Deliveroo : "La proposition de la Commission ne fera qu'accroître l'incertitude juridique des travailleurs"

La Commission européenne lance une directive pour aider le personnel d'une plateforme comme Deliveroo à déterminer son statut : indépendant ou salarié. L'entreprise, elle, trouve que c'est une mauvaise idée.

Au total, les plateformes numériques représentent environ 28 millions de travailleurs dans l'Union européenne.
Au total, les plateformes numériques représentent environ 28 millions de travailleurs dans l'Union européenne. ©BELGA
La Libre Eco avec Belga

Les critères proposés par la Commission européenne pour clarifier le statut des travailleurs des plateformes "ne feront qu'accroître l'incertitude juridique", affirme un porte-parole de Deliveroo.

"Ce n'est une bonne chose pour personne, et certainement pas pour les coursiers", déclare l'entreprise. Dans toute l'Union européenne, plus de 500 plateformes numériques sont actuellement actives et emploient du personnel, d'une manière ou d'une autre. On pense notamment aux chauffeurs Uber et aux coursiers Deliveroo ou Takeway. Au total, ce secteur représente environ 28 millions de travailleurs de plate-forme dans l'Union européenne.

Clarifier la situation

On estime que 5,5 millions d'entre eux ont le mauvais statut, et le nombre de procès à ce sujet est presque incalculable. Afin de clarifier la situation, la Commission lance une nouvelle directive.

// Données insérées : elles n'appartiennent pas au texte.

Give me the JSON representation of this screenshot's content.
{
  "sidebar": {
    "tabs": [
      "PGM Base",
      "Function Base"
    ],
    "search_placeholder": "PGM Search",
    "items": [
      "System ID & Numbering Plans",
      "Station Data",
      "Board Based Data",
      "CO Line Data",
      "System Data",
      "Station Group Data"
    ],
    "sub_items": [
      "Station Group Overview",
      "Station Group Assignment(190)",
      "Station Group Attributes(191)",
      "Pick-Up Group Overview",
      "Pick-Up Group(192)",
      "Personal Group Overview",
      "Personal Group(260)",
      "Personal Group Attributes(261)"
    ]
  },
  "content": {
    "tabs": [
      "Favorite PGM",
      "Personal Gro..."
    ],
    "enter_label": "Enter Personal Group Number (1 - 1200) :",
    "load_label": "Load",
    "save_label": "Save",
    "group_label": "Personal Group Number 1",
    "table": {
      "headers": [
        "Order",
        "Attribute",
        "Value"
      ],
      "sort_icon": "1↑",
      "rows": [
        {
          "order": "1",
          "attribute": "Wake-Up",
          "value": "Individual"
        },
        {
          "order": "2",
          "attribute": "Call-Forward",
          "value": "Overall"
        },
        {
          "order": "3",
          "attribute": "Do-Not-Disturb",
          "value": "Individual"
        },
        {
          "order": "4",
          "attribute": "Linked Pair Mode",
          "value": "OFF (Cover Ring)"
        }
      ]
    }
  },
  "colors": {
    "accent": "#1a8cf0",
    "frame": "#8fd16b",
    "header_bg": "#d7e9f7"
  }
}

Elle propose cinq critères sur la base desquels le statut du personnel d'une plateforme peut être déterminé. Si une plateforme répond à au moins deux de ces critères, elle est automatiquement considérée comme un employeur et les personnes qui y travaillent sont considérées comme des salariés et non des indépendants. Ces employés peuvent alors bénéficier de tous les droits sociaux qui sont associés au statut de salarié.

Mais... ce n'est pas une bonne idée, pense Deliveroo. L'entreprise se réfère au jugement du tribunal du travail francophone de Bruxelles de ce mercredi, qui a déclaré que les coursiers Deliveroo ne sont pas des employés. "Les propositions (de la Commission, ndlr) ne feront qu'accroître encore l'insécurité juridique, ce qui n'est une bonne chose pour personne et certainement pas pour les coursiers", tance-t-il.

En outre, l'entreprise affirme que des exemples internationaux montrent que la requalification du statut en salarié a des "conséquences pernicieuses" pour les coursiers, les consommateurs, les restaurants "et l'économie au sens large".

La société souhaite consulter les institutions européennes et les États membres "pour s'assurer que les intérêts et les préoccupations des coursiers indépendants sont pris en compte" et "que le processus ne se traduise pas par des années d'incertitude juridique".